February 5, 2005

  • Topic: Super Bowl?


    Probably the leading indicator of the changes going on in my life, is the fact that I have no plan to watch the Super Bowl tom.  But…bigger than that, is the fact that I feel no emotions when watching sports on tv anymore, with the exception of soccer.  So…I haven’t become anti-sport, I’ve just become numb to the very thing I grew up obsessing about.


    And…I guess that last line explains it.  I was growing up.  I wasn’t in college yet.  There was always the dream of being a pro-athlete while tossing a tennis ball over and over at the brick-side of my house, the white paint indicating the strike zone.


    I used to worship the month of March.  After following the college basketball season minimally, I’d suddenly be doing extensive research on all 64 teams.  Of course…I always picked Kentucky to win it all, not a bad bet, as they’re always a Final Four threat, and always a top 3 seed.  I’d sit in class obsessing over the hundreds of possible brackets.  Which 5-12 upset to pick?  This can’t be the year all 4 #1 seeds make it out of their brackets, or is that what everyone else thinks, and this really is the year? 


    Then…there’s obsessing over the games themselves.  Players and schools.  I’ve never heard of.  Come on Marquette!!!  Gonzaga!!!  UNC Wilmington!!!


    It’s not just March Madness I’ve lost interested in…it’s all of it.  I don’t even go to the ESPN website anymore.  I don’t keep up w/ my teams players.  Why have I fallen off the sports bandwagon…am I losing touch w/ “reality,” with myself?


    The first thing that happened, is I traveled.  I realized, life goes on even when you can’t follow sports.  I also realized, soccer to global sports what English is to a global language.  I may not be able to have a conversation w/ someone about their fantasy football team, but I know enough to discuss the Premiership, Champion League.  Even the Super 12 I know a bit about.  That’s a rugby league with 12 teams, I think 5 are from New Zealand, 4 are from Australia, and 4 are from South Africa. 


    My loss of interest in American sports often makes me feel small.  Sports is the almighty ice breaker for so many people.  Then there’s tv, movies, etc.  Oh yeah…I’ve also abandoned tv.  I just don’t watch it anymore, except Friends, Seinfeld, and Family Guy dvd’s.  I’m trying to rent movies.  But on the whole…my knowledge of American pop-culture is bollocks.  My knowledge of words like bollocks, however, reminds me that there’s a world out there where, “I fit in.” 


    Anyways…I’m thinking of going to New York in a few days.  I’m looking at it more as a vacation than as a homecoming, even though I’ll get to catch up w/ some family and friends.  I grew up in Long Island, but I never lived in New York City, and, to be honest, I don’t think I lived at all until recently, and I’m still trying to learn how to live properly.  Gonna start researching some fun things to do there.

Comments (2)

  • First of all, bollocks.
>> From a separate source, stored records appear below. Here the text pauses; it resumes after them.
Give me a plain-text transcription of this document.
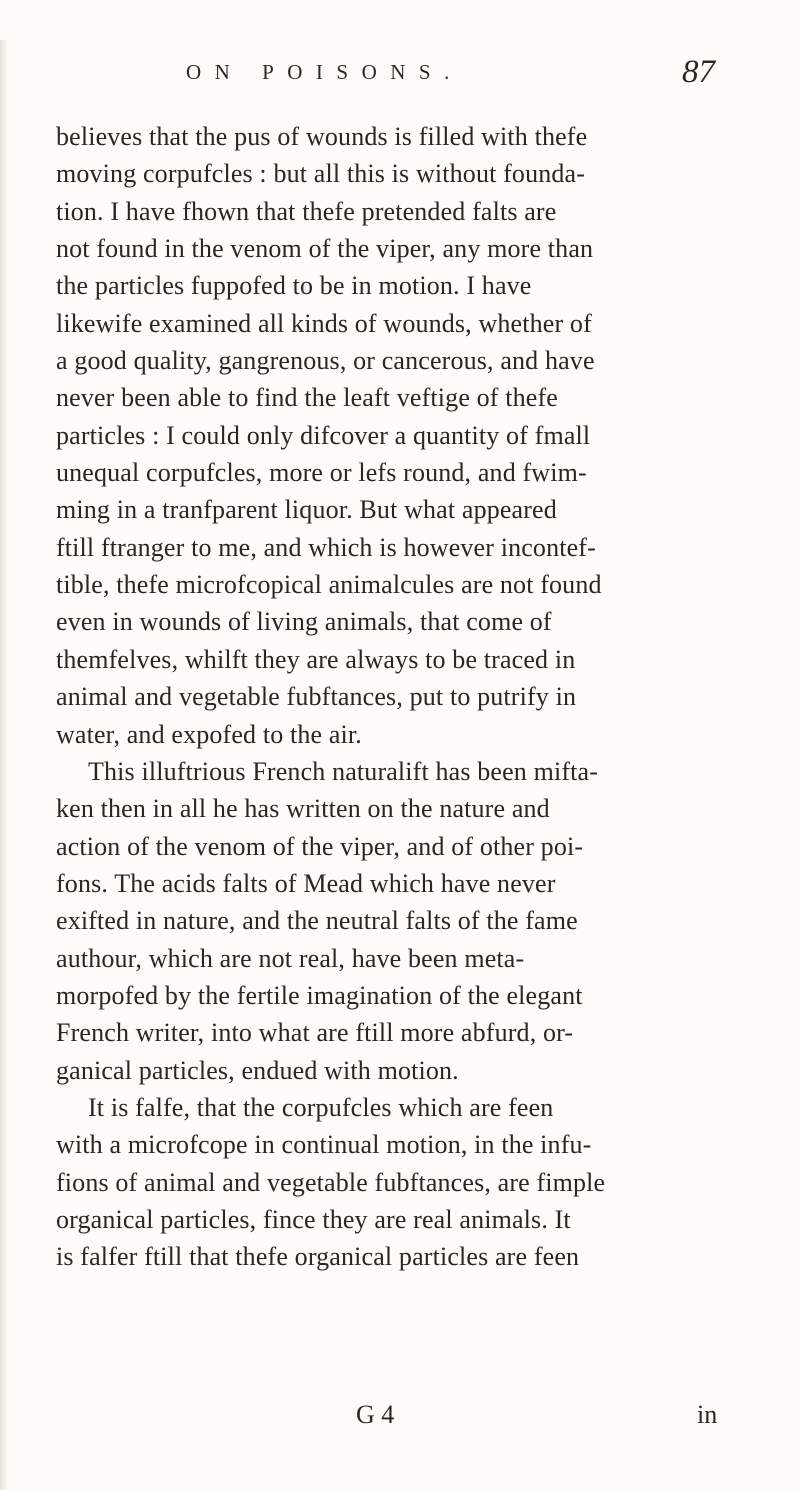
ON POISONS.	87
believes that the pus of wounds is filled with thefe
moving corpufcles : but all this is without founda-
tion. I have fhown that thefe pretended falts are
not found in the venom of the viper, any more than
the particles fuppofed to be in motion. I have
likewife examined all kinds of wounds, whether of
a good quality, gangrenous, or cancerous, and have
never been able to find the leaft veftige of thefe
particles : I could only difcover a quantity of fmall
unequal corpufcles, more or lefs round, and fwim-
ming in a tranfparent liquor. But what appeared
ftill ftranger to me, and which is however incontef-
tible, thefe microfcopical animalcules are not found
even in wounds of living animals, that come of
themfelves, whilft they are always to be traced in
animal and vegetable fubftances, put to putrify in
water, and expofed to the air.
This illuftrious French naturalift has been mifta-
ken then in all he has written on the nature and
action of the venom of the viper, and of other poi-
fons. The acids falts of Mead which have never
exifted in nature, and the neutral falts of the fame
authour, which are not real, have been meta-
morpofed by the fertile imagination of the elegant
French writer, into what are ftill more abfurd, or-
ganical particles, endued with motion.
It is falfe, that the corpufcles which are feen
with a microfcope in continual motion, in the infu-
fions of animal and vegetable fubftances, are fimple
organical particles, fince they are real animals. It
is falfer ftill that thefe organical particles are feen
G 4	in
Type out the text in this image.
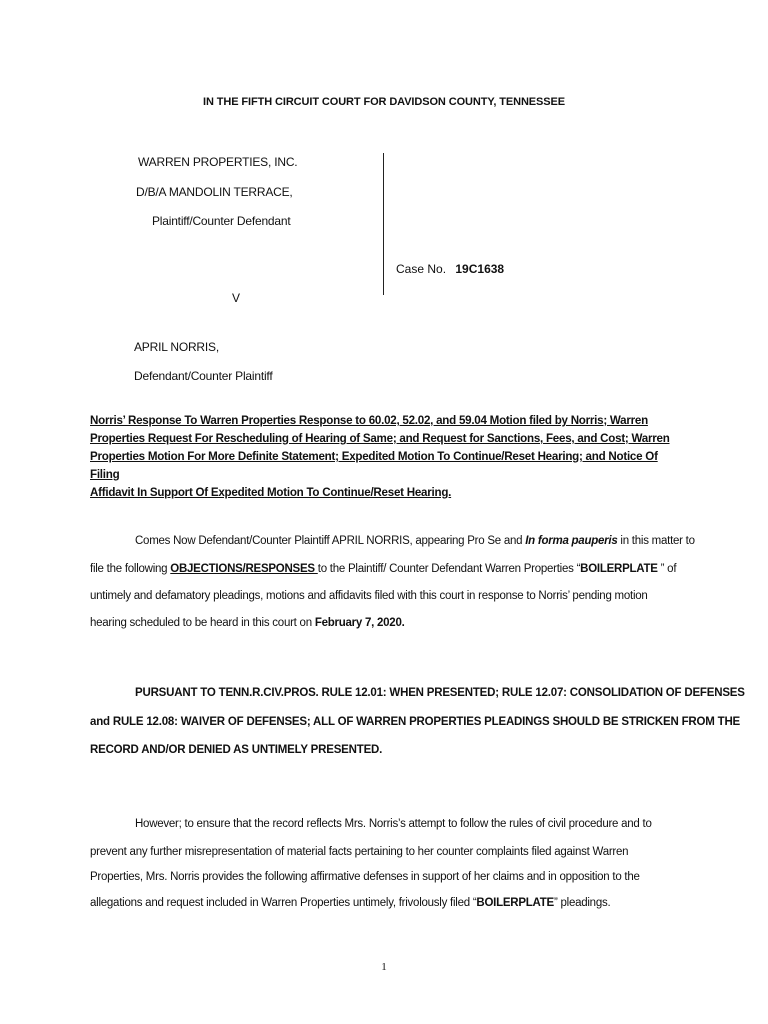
IN THE FIFTH CIRCUIT COURT FOR DAVIDSON COUNTY, TENNESSEE
WARREN PROPERTIES, INC.
D/B/A MANDOLIN TERRACE,
Plaintiff/Counter Defendant
Case No. 19C1638
V
APRIL NORRIS,
Defendant/Counter Plaintiff
Norris’ Response To Warren Properties Response to 60.02, 52.02, and 59.04 Motion filed by Norris; Warren
Properties Request For Rescheduling of Hearing of Same; and Request for Sanctions, Fees, and Cost; Warren
Properties Motion For More Definite Statement; Expedited Motion To Continue/Reset Hearing; and Notice Of Filing
Affidavit In Support Of Expedited Motion To Continue/Reset Hearing.
Comes Now Defendant/Counter Plaintiff APRIL NORRIS, appearing Pro Se and In forma pauperis in this matter to
file the following OBJECTIONS/RESPONSES to the Plaintiff/ Counter Defendant Warren Properties “BOILERPLATE ” of
untimely and defamatory pleadings, motions and affidavits filed with this court in response to Norris’ pending motion
hearing scheduled to be heard in this court on February 7, 2020.
PURSUANT TO TENN.R.CIV.PROS. RULE 12.01: WHEN PRESENTED; RULE 12.07: CONSOLIDATION OF DEFENSES
and RULE 12.08: WAIVER OF DEFENSES; ALL OF WARREN PROPERTIES PLEADINGS SHOULD BE STRICKEN FROM THE
RECORD AND/OR DENIED AS UNTIMELY PRESENTED.
However; to ensure that the record reflects Mrs. Norris’s attempt to follow the rules of civil procedure and to
prevent any further misrepresentation of material facts pertaining to her counter complaints filed against Warren
Properties, Mrs. Norris provides the following affirmative defenses in support of her claims and in opposition to the
allegations and request included in Warren Properties untimely, frivolously filed “BOILERPLATE” pleadings.
1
You are great! I have not heard that word in quite a while. It reminds me of some very good friends, that now have gone home, that taught me all the fun words that differed. I used to pronounce them in my awful rendition of an English accent, and they would laugh, all the while reassuring me that it was the best they had ever heard. I miss them, and I miss the easygoing, fun-loving life that was thier nature. What a different culture, that in many ways I yearn to be a part of.

    Sports. I cannot say that I have ever been a sports child, but I grew up in a community, and high school, where the world turned for them. I was lost to the excitement and the perks that came along with being an athlete in my school. I used to, when I wanted so desperately to be like everyone else, pretend like I followed teams with my own predictions. They usually weren’t right, because in the end I knew nothing.

    Growing up is all about finding new things that capture your interest, but most important it is about finding who you are and what is important to you. I can’t say that I know an immense amount about you, but I think that it is a safe assumption to say that you have had many life expriences for your age. You have seen things that many people will never get to experience, you have ideas that most people will never understand, and you have passions for things that are so often forgotten in the eyes of the rest of society. There is nothing wrong with growing up, as long as you remember how to think young. The more you hold on to youth, the longer your life will be.

    You’re still trying to live properly. Is it properly according to your own standards? I hope so.

  • That is a first. Have fun in New York!